Much has been written about the economic exceptionalism of art at the basis of the art market – are the strategies deployed to fund, support and finance the creation, the exhibition, the transfer and the purchase of art tailor-made to the product? How have these financial strategies obstructed or encouraged, and sometimes obscured and discredited the international expansion of art markets?
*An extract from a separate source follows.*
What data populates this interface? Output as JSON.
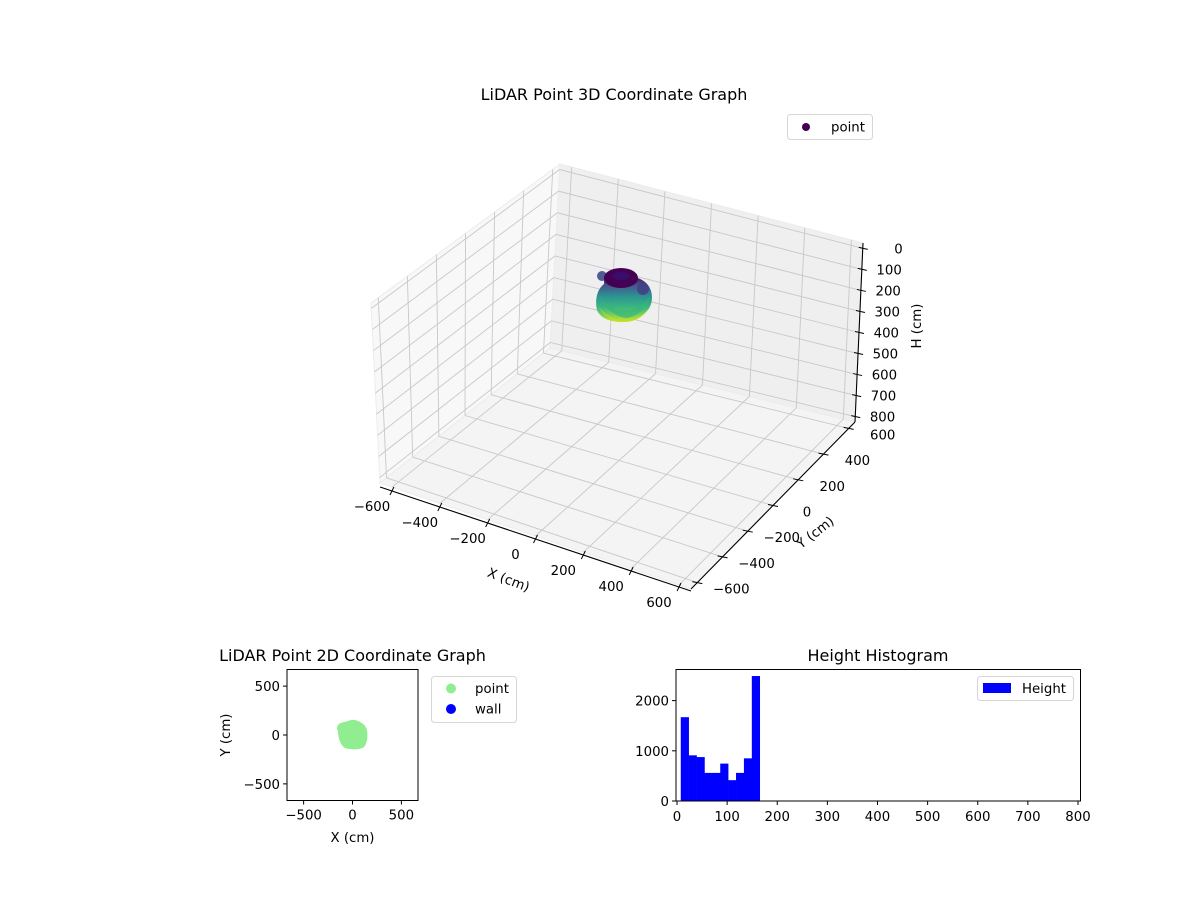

How easy is it and has it been historically to monetize art, and have financial strategies fundamentally changed the creation, trade, consumption and valuation of art?

This conference invites new and existing research around the money flow in art markets, the evolution of financial strategies and their dynamics. – with an ongoing focus and discussion on the tools, techniques, research methods and strategies which help us gain an understanding of the dynamics of art markets past and present.

Conference topics will include, among others:
– The value of cultural capital
– Art as an asset class
– The financial circuit of art,
– Art’s reaction to economic crises,
– Depictions of marketplaces, transactions and enterprises in art
– Cultural policies, support and economic institutionalisation
– Art investment funds
– Fintech and the art market
– Free ports and the art market

Paper submission and deadlines
– We welcome submissions of rigorous quantitative, theoretical, and/or qualitative studies contributing to the topic illustrated above. We particularly appreciate submissions from different disciplines of the social sciences and the humanities as well as interdisciplinary.
– Please submit your abstract of 300 words with a short biography to Bénédicte Miyamoto ( and Adriana Turpin ( by 15 January 2021.
– Notification of acceptance will be given by 1 February.
– We request that you send a final draft of your paper to the chair by 5 June, 2021.